Samedi soir, très tard, ou dimanche matin, très tôt. Un ami a organisé une soirée, c’est la première fois depuis longtemps que je pourrais revoir ceux qui sont restés dans ma ville natale, alors que je suis partie en internat. Mon corps n’est pas en très grande forme, mais je me dis que la musique et les rires de ceux que j’aime me feront oublier tout cela un instant. En bas, on danse, on rit, on drague, on s’embrasse et on boit. Je m’isole avec un ami très proche.
Il est assis juste à côté de moi sur le grand canapé noir, me fait face en souriant ; je ne sais plus de quoi nous venons juste de parler, quels mots ont franchi ses lèvres. Il me regarde, m’observe d’un air protecteur, comme s’il me connaissait par cœur et veillait sur moi. Je suis en tailleur, assise sur mon coussin à mémoire de forme, le dos appuyé contre l’accoudoir du canapé, et je songe : faut-il parler de la maladie ? J’en aurais besoin, cela fait plus d’une semaine que je garde tout pour moi, que je n’ai osé parler de la dégradation de mon état à personne. Il comprendra, je l’espère. Je regarde devant moi. Prends une inspiration profonde.
« Tu sais, là, maintenant, personne ne voit ce qu’il se passe. » Je ferme les yeux. Fais une pause. « Mes doigts me brûlent, j’ai fait trop de choses, c’était peut-être la cuisine de cet après-midi. Chaque articulation me fait mal, tu savais que dans un seul doigt on en avait trois ? Dans mes poignets, je sens comme un fil, comme si quelqu’un découpait au cutter le long d’une ligne de pointillés. Et la lame remonte, le long des avants bras, sous ma peau toute blanche. De temps en temps, elle frappe dans le poignet, mais seulement toutes les quelques minutes. En ce moment, j’ai l’impression que mes coudes ne tiennent plus, tu sais, que si je laisse pendre mon bras il se séparera en deux, et je ne serai plus qu’une grande poupée de chiffon. » Il pose sa main sur ma cuisse, veut dire quelque chose mais je reprends. « Ma contracture à l’épaule droite dure depuis une semaine. Ce n’est pas comme si je n’en avais jamais eu, mais celle là me fait mal jusque dans les tempes, j’ai l’impression que tout mon côté droit est comme une serviette que l’on essore, tordu en permanence par quelqu’un qui s’ennuierait. Mais, au moins, je ne sens plus tellement les douleurs de l’autre épaule. » Sa main appuie un peu plus. « Mes genoux ne valent pas mieux que mes coudes, j’aurais peut-être dû m’asseoir plus souvent. Mais, qui sait, qui s’imagine ce que c’est ? On ne voit rien lorsqu’on me regarde, juste une jeune fille souriante dans sa robe rouge, une tasse de thé lovée dans ses deux mains. Peut-être un peu de fatigue dans ses yeux, mais qui irait s’imaginer tout cela ? » Il murmure mon prénom, tout doucement. Je sens les larmes monter, me ressaisis. « Mes chevilles aussi font mal, mais j’y suis plutôt habituée, je mettrai mes chevillères et tout rentrera dans l’ordre. Presque. Pour une fois, mon dos va plutôt bien. Il ne crie qu’un peu, et ne m’a presque pas coupé l’appétit. Tu vois, en bas, j’ai même réussi à m’asseoir sans mon coussin. Mais je ne vais pas y repenser, sinon la douleur va revenir. »

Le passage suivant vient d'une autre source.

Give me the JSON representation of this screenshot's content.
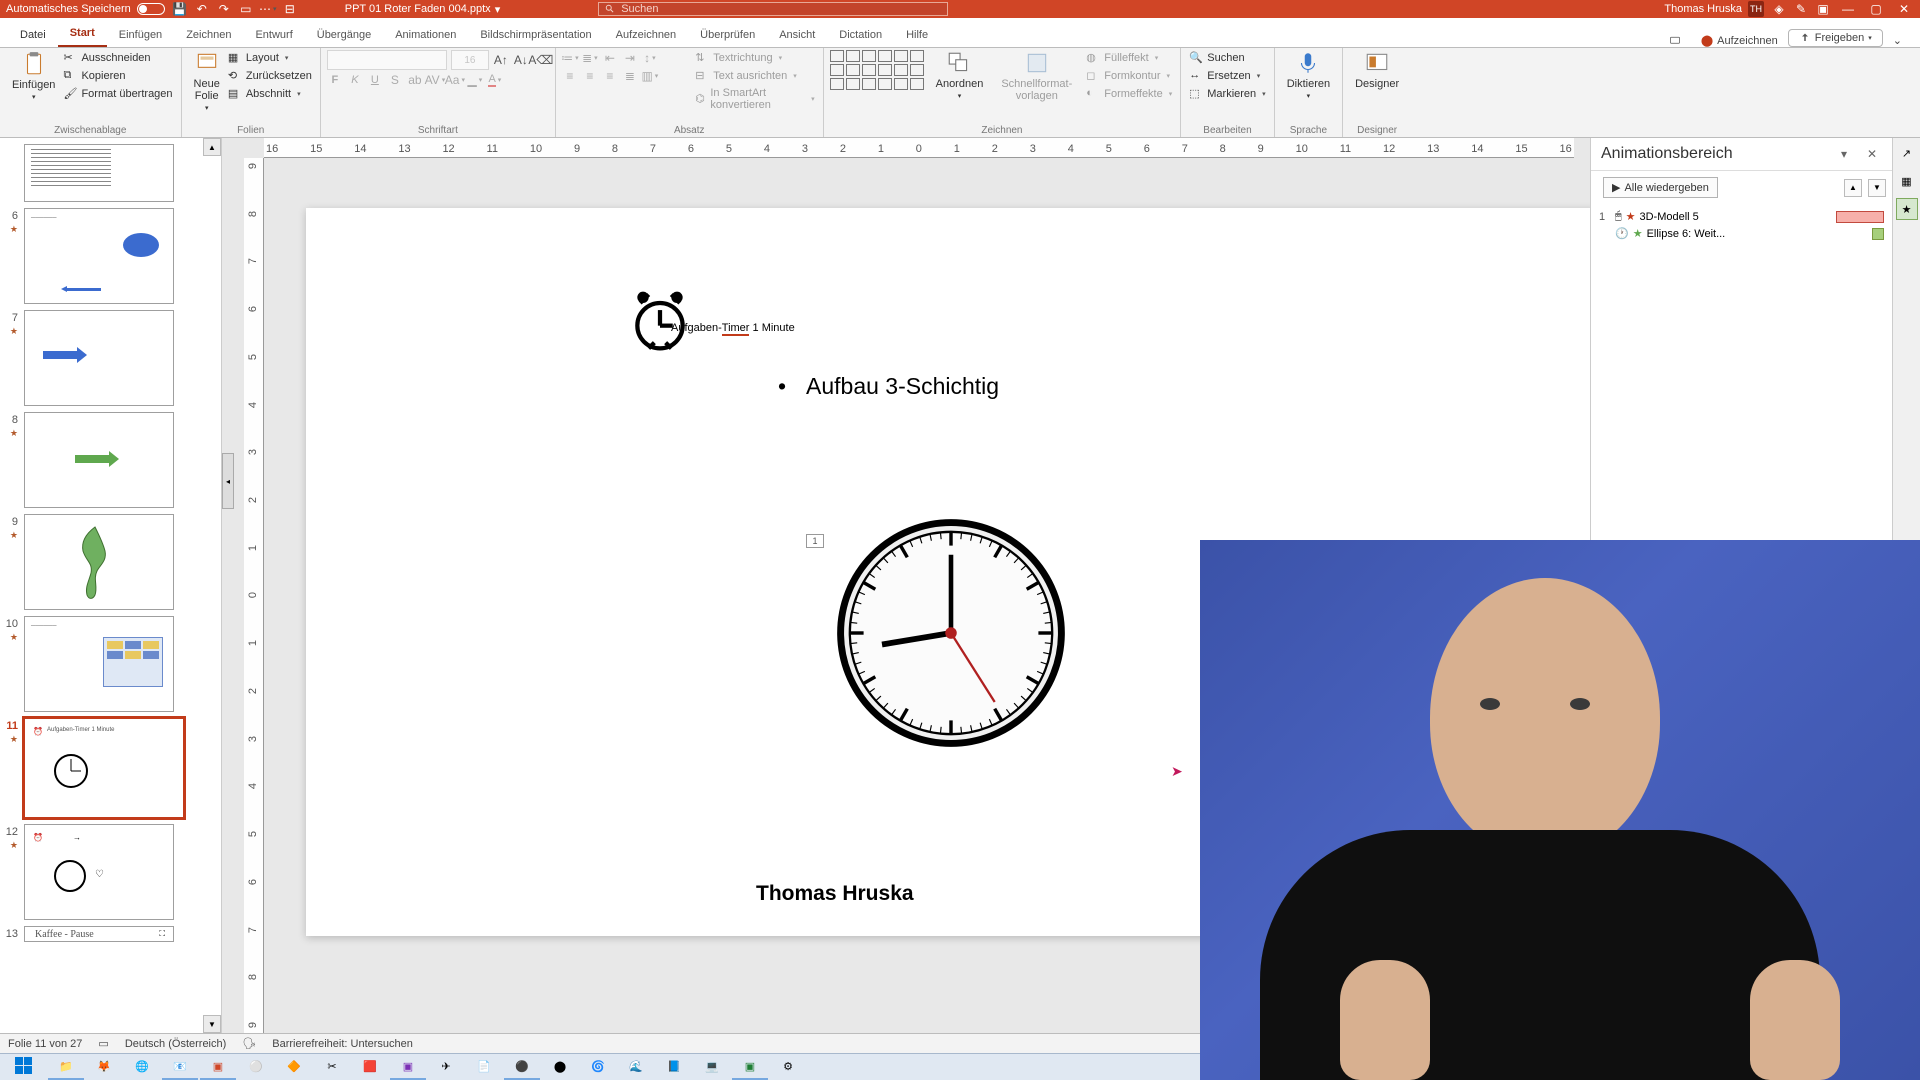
{
  "titlebar": {
    "autosave": "Automatisches Speichern",
    "filename": "PPT 01 Roter Faden 004.pptx",
    "search_placeholder": "Suchen",
    "user": "Thomas Hruska",
    "user_initials": "TH"
  },
  "tabs": {
    "file": "Datei",
    "start": "Start",
    "insert": "Einfügen",
    "draw": "Zeichnen",
    "design": "Entwurf",
    "transitions": "Übergänge",
    "animations": "Animationen",
    "slideshow": "Bildschirmpräsentation",
    "record": "Aufzeichnen",
    "review": "Überprüfen",
    "view": "Ansicht",
    "dictation": "Dictation",
    "help": "Hilfe",
    "rec_btn": "Aufzeichnen",
    "share": "Freigeben"
  },
  "ribbon": {
    "clipboard": {
      "paste": "Einfügen",
      "cut": "Ausschneiden",
      "copy": "Kopieren",
      "format_painter": "Format übertragen",
      "label": "Zwischenablage"
    },
    "slides": {
      "new_slide": "Neue\nFolie",
      "layout": "Layout",
      "reset": "Zurücksetzen",
      "section": "Abschnitt",
      "label": "Folien"
    },
    "font": {
      "label": "Schriftart",
      "size": "16"
    },
    "paragraph": {
      "label": "Absatz",
      "text_direction": "Textrichtung",
      "align_text": "Text ausrichten",
      "smartart": "In SmartArt konvertieren"
    },
    "drawing": {
      "arrange": "Anordnen",
      "quickstyles": "Schnellformat-\nvorlagen",
      "fill": "Fülleffekt",
      "outline": "Formkontur",
      "effects": "Formeffekte",
      "label": "Zeichnen"
    },
    "editing": {
      "find": "Suchen",
      "replace": "Ersetzen",
      "select": "Markieren",
      "label": "Bearbeiten"
    },
    "voice": {
      "dictate": "Diktieren",
      "label": "Sprache"
    },
    "designer": {
      "btn": "Designer",
      "label": "Designer"
    }
  },
  "hruler": [
    "16",
    "15",
    "14",
    "13",
    "12",
    "11",
    "10",
    "9",
    "8",
    "7",
    "6",
    "5",
    "4",
    "3",
    "2",
    "1",
    "0",
    "1",
    "2",
    "3",
    "4",
    "5",
    "6",
    "7",
    "8",
    "9",
    "10",
    "11",
    "12",
    "13",
    "14",
    "15",
    "16"
  ],
  "vruler": [
    "9",
    "8",
    "7",
    "6",
    "5",
    "4",
    "3",
    "2",
    "1",
    "0",
    "1",
    "2",
    "3",
    "4",
    "5",
    "6",
    "7",
    "8",
    "9"
  ],
  "thumbs": [
    {
      "n": "6"
    },
    {
      "n": "7"
    },
    {
      "n": "8"
    },
    {
      "n": "9"
    },
    {
      "n": "10"
    },
    {
      "n": "11"
    },
    {
      "n": "12"
    },
    {
      "n": "13",
      "label": "Kaffee - Pause"
    }
  ],
  "slide": {
    "title_pre": "Aufgaben-",
    "title_u": "Timer",
    "title_post": " 1 Minute",
    "bullet": "Aufbau 3-Schichtig",
    "animtag": "1",
    "author": "Thomas Hruska"
  },
  "animpane": {
    "title": "Animationsbereich",
    "play_all": "Alle wiedergeben",
    "items": [
      {
        "idx": "1",
        "name": "3D-Modell 5"
      },
      {
        "idx": "",
        "name": "Ellipse 6: Weit..."
      }
    ]
  },
  "status": {
    "slide": "Folie 11 von 27",
    "lang": "Deutsch (Österreich)",
    "a11y": "Barrierefreiheit: Untersuchen"
  }
}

Silence. Je fixe toujours le mur blanc.
Il se redresse, se rapproche et m’enserre de ses bras de frère. Je me blottis, laisse les larmes couler, sachant à l’avance les traces noires qu’elle laisseront, et que j’aurais dû prévoir ma trousse de maquillage. Il répète mon nom, me berce, la gorge serrée. Ne me murmure pas ce mensonge que l’on me répète souvent : « Ça va aller. »
Il est là, et, à ce moment précis, c’est le plus beau cadeau qu’il puisse me faire.